JournalismPakistan.com February 12, 2014
Reporters Without Borders (RSF) says in its 2014 Press Freedom Index that for the second year running, the Indian sub-continent is the Asian region with the biggest rise in violence for journalists.
There is lack of interest in rendering justice in Pakistan, where the government seems powerless against not only the Taliban, Jihadis and other armed groups but also the military apparatus, which international observers describe as a “state within the state.”
Seven journalists were murdered in connection with their work in 2013. Four of them – Mohammad Iqbal of News Network International, Saifur Rehman and Imran Shaikh of Samaa News and Mehmood Ahmed Afridi – were killed in Balochistan, Pakistan’s deadliest province.
While armed groups pose the biggest threat to Pakistani journalists, the intelligence agencies, especially Inter-Services Intelligence (ISI), continue to represent a danger.
Pakistan’s position in the latest Press Freedom Index remained unchanged at 158 out of 180 countries.
The most disturbing development is the increasingly targeted nature of the violence.
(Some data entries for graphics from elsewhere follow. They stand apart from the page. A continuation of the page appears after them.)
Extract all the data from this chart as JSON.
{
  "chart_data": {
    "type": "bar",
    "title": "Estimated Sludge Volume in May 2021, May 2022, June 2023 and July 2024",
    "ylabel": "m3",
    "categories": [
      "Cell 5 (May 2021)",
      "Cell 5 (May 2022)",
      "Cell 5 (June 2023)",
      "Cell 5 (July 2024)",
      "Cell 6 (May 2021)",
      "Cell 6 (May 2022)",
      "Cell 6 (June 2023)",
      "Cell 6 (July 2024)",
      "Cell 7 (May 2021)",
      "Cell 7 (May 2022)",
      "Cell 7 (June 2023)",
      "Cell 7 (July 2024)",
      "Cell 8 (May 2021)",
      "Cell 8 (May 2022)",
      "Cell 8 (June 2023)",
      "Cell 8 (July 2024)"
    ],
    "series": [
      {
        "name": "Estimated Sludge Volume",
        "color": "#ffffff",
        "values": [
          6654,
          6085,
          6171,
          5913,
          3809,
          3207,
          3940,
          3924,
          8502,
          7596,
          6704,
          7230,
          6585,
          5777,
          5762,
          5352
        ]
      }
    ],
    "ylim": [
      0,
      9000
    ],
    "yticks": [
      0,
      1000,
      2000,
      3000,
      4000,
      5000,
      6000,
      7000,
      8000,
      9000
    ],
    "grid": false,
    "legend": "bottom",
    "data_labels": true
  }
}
In Nepal, Maoist party activists were more aggressive towards journalists who criticize their leaders, especially in the run-up to constituent assembly elections in November.
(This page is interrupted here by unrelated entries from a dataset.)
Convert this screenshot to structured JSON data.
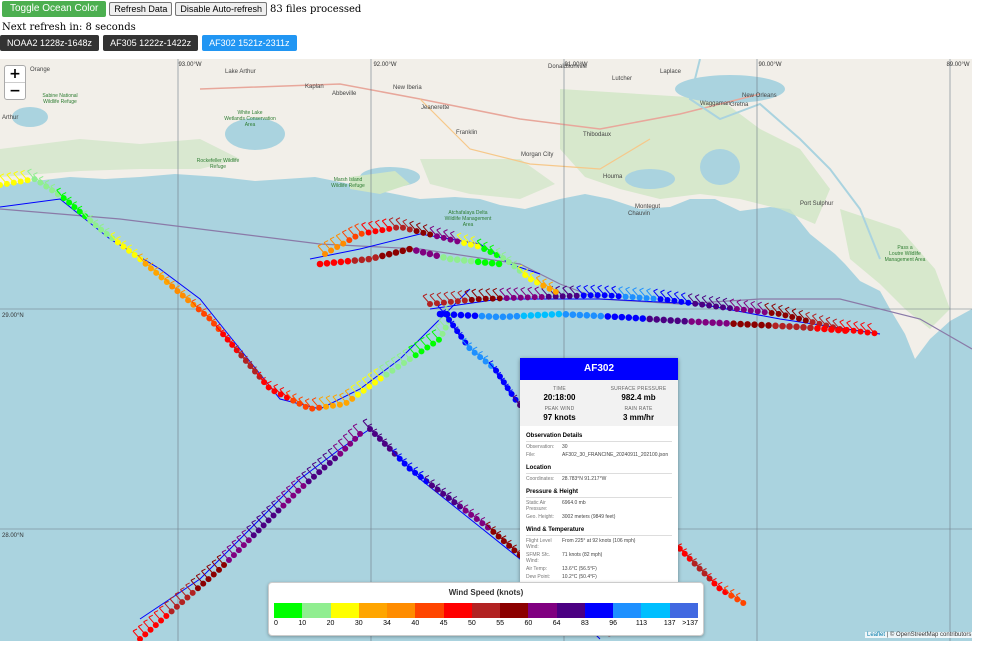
{
  "toolbar": {
    "toggle_label": "Toggle Ocean Color",
    "refresh_label": "Refresh Data",
    "autorefresh_label": "Disable Auto-refresh",
    "files_status": "83 files processed",
    "next_refresh": "Next refresh in: 8 seconds"
  },
  "flights": [
    {
      "label": "NOAA2 1228z-1648z",
      "active": false
    },
    {
      "label": "AF305 1222z-1422z",
      "active": false
    },
    {
      "label": "AF302 1521z-2311z",
      "active": true
    }
  ],
  "map": {
    "zoom_in": "+",
    "zoom_out": "−",
    "lon_labels": [
      "93.00°W",
      "92.00°W",
      "91.00°W",
      "90.00°W",
      "89.00°W"
    ],
    "lat_labels": [
      "29.00°N",
      "28.00°N"
    ],
    "places": [
      "Lake Arthur",
      "Kaplan",
      "Abbeville",
      "New Iberia",
      "Jeanerette",
      "Franklin",
      "Morgan City",
      "Thibodaux",
      "Houma",
      "Montegut",
      "Chauvin",
      "New Orleans",
      "Lutcher",
      "Laplace",
      "Gretna",
      "Waggaman",
      "Port Sulphur",
      "Donaldsonville",
      "Orange",
      "Arthur"
    ],
    "reserves": [
      "Sabine National Wildlife Refuge",
      "White Lake Wetlands Conservation Area",
      "Rockefeller Wildlife Refuge",
      "Marsh Island Wildlife Refuge",
      "Atchafalaya Delta Wildlife Management Area",
      "Pass a Loutre Wildlife Management Area"
    ],
    "ocean_color": "#aad3df",
    "land_color": "#f2efe9",
    "wetland_color": "#cfe6c4"
  },
  "popup": {
    "title": "AF302",
    "header_color": "#0000ff",
    "time_label": "TIME",
    "time": "20:18:00",
    "pressure_label": "SURFACE PRESSURE",
    "pressure": "982.4 mb",
    "peak_wind_label": "PEAK WIND",
    "peak_wind": "97 knots",
    "rain_label": "RAIN RATE",
    "rain": "3 mm/hr",
    "obs_title": "Observation Details",
    "obs_label": "Observation:",
    "obs_value": "30",
    "file_label": "File:",
    "file_value": "AF302_30_FRANCINE_20240911_202100.json",
    "loc_title": "Location",
    "coord_label": "Coordinates:",
    "coord_value": "28.783°N 91.217°W",
    "ph_title": "Pressure & Height",
    "sap_label": "Static Air Pressure:",
    "sap_value": "6964.0 mb",
    "geo_label": "Geo. Height:",
    "geo_value": "3002 meters (9849 feet)",
    "wt_title": "Wind & Temperature",
    "flw_label": "Flight Level Wind:",
    "flw_value": "From 225° at 92 knots (106 mph)",
    "sfmr_label": "SFMR Sfc. Wind:",
    "sfmr_value": "71 knots (82 mph)",
    "air_label": "Air Temp:",
    "air_value": "13.6°C (56.5°F)",
    "dew_label": "Dew Point:",
    "dew_value": "10.2°C (50.4°F)"
  },
  "legend": {
    "title": "Wind Speed (knots)",
    "stops": [
      {
        "label": "0",
        "color": "#00ff00"
      },
      {
        "label": "10",
        "color": "#90ee90"
      },
      {
        "label": "20",
        "color": "#ffff00"
      },
      {
        "label": "30",
        "color": "#ffa500"
      },
      {
        "label": "34",
        "color": "#ff8c00"
      },
      {
        "label": "40",
        "color": "#ff4500"
      },
      {
        "label": "45",
        "color": "#ff0000"
      },
      {
        "label": "50",
        "color": "#b22222"
      },
      {
        "label": "55",
        "color": "#8b0000"
      },
      {
        "label": "60",
        "color": "#800080"
      },
      {
        "label": "64",
        "color": "#4b0082"
      },
      {
        "label": "83",
        "color": "#0000ff"
      },
      {
        "label": "96",
        "color": "#1e90ff"
      },
      {
        "label": "113",
        "color": "#00bfff"
      },
      {
        "label": "137",
        "color": "#4169e1"
      },
      {
        "label": ">137",
        "color": ""
      }
    ]
  },
  "attribution": {
    "leaflet": "Leaflet",
    "osm": "| © OpenStreetMap contributors"
  }
}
A record number of eight journalists and one media worker were killed in India in 2013. Half of these deaths were premeditated reprisals. This was twice the 2012 death toll and more than the death toll in Pakistan, long the world’s deadliest country for media personnel.
Criminal organizations, security forces, demonstrators and armed groups all pose a threat to India’s journalists. The violence and the resulting self-censorship is encouraged by the lack of effective investigations by local authorities, who are often quick to abandon them, and inaction on the part of the federal authorities.
It was a grim year for freedom of information in Bangladesh as well. Independent bloggers, especially those covering the trials of former political leaders accused of war crimes during the 1971 independence war, have been the targets of constant physical attacks since February. Ahmed Rajib Haider, was hacked to death. Asif Mohiuddin, was stabbed by Islamist activists who accused him of blasphemy and insulting the Prophet. Journalists were targeted by both police and rioting protesters during a series of demonstrations from May to October to demand a blasphemy law. The February 2012 murders of journalists Sagar Sarowar and Meherun Runi are still unpunished.
The 2014 Reporters Without Borders World Press Freedom Index spotlights major declines in media freedom in such varied countries as the United States, Central African Republic and Guatemala and, on the other hand, marked improvements in Ecuador, Bolivia and South Africa.
The same trio of Finland, Netherlands and Norway heads the index again, while Turkmenistan, North Korea and Eritrea continue to be the biggest information black holes, again occupying the last three positions.